Responses to the controversy over Moore’s alleged sexual misconduct have shifted over time. As the allegations emerged in early November and continued through the month, leading Republicans –– notably Senate Majority Leader Mitch McConnell, R-Ky. — called for his withdrawal. Moore denies all allegations.
Early this month, however, Trump endorsed Moore, McConnell gave his tacit approval and the Republican National Committee resumed its support for Moore’s campaign. Moore’s campaign attacked McConnell as a Washington insider, potentially an effective riposte, since McConnell has only a 14 percent approval rating among today’s voters.
Republicans outnumbered Democrats by 9 points in the 2012 presidential and 2008 Senate elections alike. In preliminary results from this December off-year contest, Democrats comprise 37 percent of voters, vs. 43 percent Republicans — a 6-point gap.

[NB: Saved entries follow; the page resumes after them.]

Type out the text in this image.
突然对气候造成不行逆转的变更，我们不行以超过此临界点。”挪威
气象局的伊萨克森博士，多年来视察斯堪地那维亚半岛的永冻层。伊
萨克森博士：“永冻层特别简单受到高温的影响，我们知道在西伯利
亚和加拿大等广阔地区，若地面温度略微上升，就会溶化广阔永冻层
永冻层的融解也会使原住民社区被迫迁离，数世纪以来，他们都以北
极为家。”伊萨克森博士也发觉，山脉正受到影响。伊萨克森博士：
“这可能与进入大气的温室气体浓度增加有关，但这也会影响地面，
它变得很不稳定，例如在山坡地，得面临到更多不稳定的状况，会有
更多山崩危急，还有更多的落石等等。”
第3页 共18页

The state also is broadly conservative. In the last Senate election in 2008, just 12 percent of voters were liberal, vs. nearly half who described themselves as conservative. In preliminary results tonight, the share of conservatives is essentially the same, but liberal turnout has doubled, a record in available Senate and presidential exit poll data in Alabama if it holds.
Race is another important factor. About two-thirds of voters were white while nearly three in 10 were black in 2012 and 2008. This year, preliminary results are similar, despite Alabama’s new, more-restrictive voter ID law.
Women — also a key group, given the allegations against Moore — have outnumbered men by 6 to 12 points in previous Senate and presidential exit polls in Alabama. In this contest’s preliminary data, by contrast, it’s a 50-50 split between the sexes.